Publication year - 2021
Publication title -
journal of biomedical materials research part a
Language(s) - English
Resource type - Journals
SCImago Journal Rank - 0.849
H-Index - 150
eISSN - 1552-4965
pISSN - 1549-3296
DOI - 10.1002/jbm.a.37149
Subject(s) - biocompatibility , oxidative stress , immunocytochemistry , materials science , biomaterial , phenotype , in vivo , inflammation , immune system , microbiology and biotechnology , immunology , biochemistry , biology , medicine , pathology , nanotechnology , gene , metallurgy
Abstract The immune system plays a crucial role in determining the implantation outcome, and macrophages are in the frontline of the inflammatory processes. Further, cellular oxidative stress resulting from the material recognition can influence how cell responses develop. Considering this, the aim of this study was to study oxidative stress and macrophages phenotypes in response to sol–gel materials with distinct in vivo outcomes. Four materials were selected (70M30T and 35M35G30T, with high biocompatibility, and 50M50G and 50V50G, with low biocompatibility).

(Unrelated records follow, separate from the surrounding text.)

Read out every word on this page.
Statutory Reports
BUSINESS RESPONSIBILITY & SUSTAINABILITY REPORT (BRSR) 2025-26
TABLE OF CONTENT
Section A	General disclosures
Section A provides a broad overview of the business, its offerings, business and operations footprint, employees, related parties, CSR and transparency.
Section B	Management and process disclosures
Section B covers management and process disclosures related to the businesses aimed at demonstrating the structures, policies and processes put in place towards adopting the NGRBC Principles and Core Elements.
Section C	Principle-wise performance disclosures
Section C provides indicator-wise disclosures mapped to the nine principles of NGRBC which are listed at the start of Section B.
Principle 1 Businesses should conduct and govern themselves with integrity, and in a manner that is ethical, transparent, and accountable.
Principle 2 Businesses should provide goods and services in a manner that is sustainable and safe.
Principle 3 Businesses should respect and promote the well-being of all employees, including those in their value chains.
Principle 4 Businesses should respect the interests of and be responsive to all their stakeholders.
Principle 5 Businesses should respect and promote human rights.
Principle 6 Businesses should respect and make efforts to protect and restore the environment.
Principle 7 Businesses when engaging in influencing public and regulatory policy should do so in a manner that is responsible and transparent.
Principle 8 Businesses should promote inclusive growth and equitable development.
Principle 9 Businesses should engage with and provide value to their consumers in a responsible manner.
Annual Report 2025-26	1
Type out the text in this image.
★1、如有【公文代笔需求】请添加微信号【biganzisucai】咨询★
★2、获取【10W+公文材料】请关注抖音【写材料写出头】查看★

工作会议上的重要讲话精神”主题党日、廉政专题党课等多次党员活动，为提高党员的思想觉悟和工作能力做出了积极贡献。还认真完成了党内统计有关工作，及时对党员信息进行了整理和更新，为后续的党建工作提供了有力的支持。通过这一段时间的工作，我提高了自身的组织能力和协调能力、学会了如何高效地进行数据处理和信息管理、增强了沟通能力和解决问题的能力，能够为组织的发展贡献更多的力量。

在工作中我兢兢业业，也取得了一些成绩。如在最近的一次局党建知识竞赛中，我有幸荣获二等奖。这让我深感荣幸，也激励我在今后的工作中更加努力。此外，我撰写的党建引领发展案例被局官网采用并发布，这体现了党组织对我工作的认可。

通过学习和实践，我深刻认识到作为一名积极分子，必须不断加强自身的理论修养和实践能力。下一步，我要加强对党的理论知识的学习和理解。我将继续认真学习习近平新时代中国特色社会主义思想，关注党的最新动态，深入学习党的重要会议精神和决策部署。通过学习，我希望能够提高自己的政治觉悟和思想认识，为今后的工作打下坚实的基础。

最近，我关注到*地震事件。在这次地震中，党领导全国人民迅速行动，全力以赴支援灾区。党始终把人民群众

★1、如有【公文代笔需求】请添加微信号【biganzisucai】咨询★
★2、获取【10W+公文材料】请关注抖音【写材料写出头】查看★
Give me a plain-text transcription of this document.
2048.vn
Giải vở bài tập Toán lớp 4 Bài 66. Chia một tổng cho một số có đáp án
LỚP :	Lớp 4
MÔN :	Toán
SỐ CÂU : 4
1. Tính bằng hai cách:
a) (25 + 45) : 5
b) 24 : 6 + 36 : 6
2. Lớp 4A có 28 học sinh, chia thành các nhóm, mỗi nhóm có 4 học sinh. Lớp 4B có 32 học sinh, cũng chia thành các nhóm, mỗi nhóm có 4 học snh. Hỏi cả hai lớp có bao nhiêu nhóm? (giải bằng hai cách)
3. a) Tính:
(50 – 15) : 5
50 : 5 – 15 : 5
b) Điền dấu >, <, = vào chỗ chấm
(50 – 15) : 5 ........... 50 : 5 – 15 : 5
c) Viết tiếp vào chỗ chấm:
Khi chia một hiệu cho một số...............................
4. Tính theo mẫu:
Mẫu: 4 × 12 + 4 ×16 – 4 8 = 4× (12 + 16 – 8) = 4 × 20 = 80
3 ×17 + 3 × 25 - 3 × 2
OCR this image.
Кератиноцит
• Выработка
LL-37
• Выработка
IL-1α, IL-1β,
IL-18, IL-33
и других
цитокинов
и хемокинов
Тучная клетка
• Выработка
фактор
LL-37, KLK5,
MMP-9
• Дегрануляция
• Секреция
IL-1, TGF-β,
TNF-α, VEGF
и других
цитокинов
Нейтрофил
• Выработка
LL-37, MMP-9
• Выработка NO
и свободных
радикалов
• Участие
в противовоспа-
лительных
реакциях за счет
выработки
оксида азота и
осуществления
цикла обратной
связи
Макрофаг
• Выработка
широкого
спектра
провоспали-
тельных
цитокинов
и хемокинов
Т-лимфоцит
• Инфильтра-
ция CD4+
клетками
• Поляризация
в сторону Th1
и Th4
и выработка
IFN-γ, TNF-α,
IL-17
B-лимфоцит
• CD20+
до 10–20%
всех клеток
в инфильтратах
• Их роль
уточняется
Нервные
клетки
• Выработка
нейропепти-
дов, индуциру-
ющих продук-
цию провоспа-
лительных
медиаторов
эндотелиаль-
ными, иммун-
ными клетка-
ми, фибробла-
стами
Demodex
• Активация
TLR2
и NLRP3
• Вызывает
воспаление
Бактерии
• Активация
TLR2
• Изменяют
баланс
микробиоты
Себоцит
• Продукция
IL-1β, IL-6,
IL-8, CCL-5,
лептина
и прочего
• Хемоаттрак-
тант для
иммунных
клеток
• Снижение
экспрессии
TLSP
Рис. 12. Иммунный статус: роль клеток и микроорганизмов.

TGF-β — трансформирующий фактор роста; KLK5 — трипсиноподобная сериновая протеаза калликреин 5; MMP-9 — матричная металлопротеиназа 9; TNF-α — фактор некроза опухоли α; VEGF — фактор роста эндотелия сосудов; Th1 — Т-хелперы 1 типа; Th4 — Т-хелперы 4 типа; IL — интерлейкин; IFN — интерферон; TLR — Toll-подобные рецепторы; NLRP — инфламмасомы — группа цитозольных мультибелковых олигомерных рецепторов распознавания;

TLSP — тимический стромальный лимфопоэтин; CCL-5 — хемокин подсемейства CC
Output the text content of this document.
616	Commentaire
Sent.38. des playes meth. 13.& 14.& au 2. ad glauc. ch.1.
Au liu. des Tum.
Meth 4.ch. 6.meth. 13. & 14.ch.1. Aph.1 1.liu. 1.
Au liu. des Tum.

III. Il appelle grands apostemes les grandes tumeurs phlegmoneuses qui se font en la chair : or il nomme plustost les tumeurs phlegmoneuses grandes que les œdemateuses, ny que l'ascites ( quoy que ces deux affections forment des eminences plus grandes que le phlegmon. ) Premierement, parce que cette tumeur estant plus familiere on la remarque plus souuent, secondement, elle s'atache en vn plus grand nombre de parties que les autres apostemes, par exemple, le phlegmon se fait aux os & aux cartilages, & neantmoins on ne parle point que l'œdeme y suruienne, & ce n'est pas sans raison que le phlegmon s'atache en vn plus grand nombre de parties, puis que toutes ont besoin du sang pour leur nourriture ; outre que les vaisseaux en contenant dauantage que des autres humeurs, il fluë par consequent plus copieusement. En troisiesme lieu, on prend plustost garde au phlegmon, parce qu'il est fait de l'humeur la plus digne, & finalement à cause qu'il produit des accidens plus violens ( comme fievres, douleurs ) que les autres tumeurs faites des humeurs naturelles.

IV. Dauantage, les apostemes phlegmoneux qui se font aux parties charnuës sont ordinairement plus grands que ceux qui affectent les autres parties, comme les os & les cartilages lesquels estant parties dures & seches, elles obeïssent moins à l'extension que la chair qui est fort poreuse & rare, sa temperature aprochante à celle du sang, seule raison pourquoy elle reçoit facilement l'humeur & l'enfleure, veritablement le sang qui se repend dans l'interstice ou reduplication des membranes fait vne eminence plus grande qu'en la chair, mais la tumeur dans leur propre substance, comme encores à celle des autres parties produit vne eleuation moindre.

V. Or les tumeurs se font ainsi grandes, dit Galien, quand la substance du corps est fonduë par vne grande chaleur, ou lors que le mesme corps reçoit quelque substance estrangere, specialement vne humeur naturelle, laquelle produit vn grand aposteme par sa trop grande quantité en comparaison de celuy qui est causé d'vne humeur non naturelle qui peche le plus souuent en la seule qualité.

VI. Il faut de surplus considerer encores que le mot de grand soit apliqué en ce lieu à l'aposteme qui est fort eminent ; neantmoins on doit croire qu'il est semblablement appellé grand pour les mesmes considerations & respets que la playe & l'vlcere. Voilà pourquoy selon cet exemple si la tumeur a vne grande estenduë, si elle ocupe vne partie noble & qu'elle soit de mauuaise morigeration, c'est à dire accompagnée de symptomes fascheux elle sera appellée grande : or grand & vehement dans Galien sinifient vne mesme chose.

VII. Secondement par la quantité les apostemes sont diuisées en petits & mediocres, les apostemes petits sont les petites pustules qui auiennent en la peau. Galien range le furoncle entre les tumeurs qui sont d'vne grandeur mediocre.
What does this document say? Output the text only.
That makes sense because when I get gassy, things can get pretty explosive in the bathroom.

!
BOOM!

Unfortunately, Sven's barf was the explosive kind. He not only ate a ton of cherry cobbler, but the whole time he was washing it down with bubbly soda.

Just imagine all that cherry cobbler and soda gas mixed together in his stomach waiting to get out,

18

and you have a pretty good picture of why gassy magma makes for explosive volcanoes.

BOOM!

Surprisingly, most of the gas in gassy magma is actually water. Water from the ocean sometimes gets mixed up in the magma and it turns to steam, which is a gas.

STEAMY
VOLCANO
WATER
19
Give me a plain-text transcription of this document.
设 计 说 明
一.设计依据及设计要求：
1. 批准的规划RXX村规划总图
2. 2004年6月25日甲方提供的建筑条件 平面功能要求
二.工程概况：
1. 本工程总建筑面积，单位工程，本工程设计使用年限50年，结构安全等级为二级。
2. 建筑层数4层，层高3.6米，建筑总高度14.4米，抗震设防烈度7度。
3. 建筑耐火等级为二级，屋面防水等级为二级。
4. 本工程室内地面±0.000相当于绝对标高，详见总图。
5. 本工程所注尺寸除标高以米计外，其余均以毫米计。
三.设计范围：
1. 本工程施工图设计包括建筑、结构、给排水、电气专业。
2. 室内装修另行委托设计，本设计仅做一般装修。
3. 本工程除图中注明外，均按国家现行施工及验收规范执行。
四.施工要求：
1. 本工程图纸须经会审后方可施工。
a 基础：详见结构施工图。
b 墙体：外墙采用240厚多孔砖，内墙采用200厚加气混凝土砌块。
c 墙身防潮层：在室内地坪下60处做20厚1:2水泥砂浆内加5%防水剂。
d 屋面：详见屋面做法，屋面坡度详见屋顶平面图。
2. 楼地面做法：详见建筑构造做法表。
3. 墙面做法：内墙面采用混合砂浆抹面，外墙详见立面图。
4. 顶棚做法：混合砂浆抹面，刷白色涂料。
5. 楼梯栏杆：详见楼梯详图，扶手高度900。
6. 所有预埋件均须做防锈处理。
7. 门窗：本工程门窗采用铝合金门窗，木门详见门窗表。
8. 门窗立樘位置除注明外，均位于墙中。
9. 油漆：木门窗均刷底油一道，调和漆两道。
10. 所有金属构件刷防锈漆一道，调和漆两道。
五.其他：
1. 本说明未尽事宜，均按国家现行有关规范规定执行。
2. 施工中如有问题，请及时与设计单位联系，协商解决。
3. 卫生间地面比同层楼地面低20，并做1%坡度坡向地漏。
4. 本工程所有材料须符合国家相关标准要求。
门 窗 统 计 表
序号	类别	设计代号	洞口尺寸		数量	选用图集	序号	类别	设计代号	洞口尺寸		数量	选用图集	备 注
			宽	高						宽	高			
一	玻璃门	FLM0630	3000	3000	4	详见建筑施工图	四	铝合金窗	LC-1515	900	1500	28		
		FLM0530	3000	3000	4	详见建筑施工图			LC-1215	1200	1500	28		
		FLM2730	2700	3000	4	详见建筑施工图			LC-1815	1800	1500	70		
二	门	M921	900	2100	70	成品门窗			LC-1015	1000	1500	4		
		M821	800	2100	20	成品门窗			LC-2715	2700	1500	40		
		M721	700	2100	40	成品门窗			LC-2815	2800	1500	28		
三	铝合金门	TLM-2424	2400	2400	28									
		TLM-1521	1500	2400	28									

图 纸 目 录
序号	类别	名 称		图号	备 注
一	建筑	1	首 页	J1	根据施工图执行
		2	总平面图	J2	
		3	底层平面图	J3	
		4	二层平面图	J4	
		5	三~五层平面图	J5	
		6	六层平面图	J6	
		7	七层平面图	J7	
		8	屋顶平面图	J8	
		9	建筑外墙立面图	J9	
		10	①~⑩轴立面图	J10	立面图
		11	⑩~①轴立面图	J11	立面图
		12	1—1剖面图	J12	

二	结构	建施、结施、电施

Gene expression, immunocytochemistry and cytokine secretion profiles for M1 and M2 markers were determined. Moreover, oxidative stress markers were studied. Immunocytochemistry and ELISA showed that 50M50G and 50V50G lead to a higher differentiation to M1 phenotype, while 70M30T and 35M35G30T promoted M2 differentiation. In oxidative stress, no differences were found. These results show that the balance between M1 and M2, more than individual quantification of each phenotype, determines a biomaterial outcome.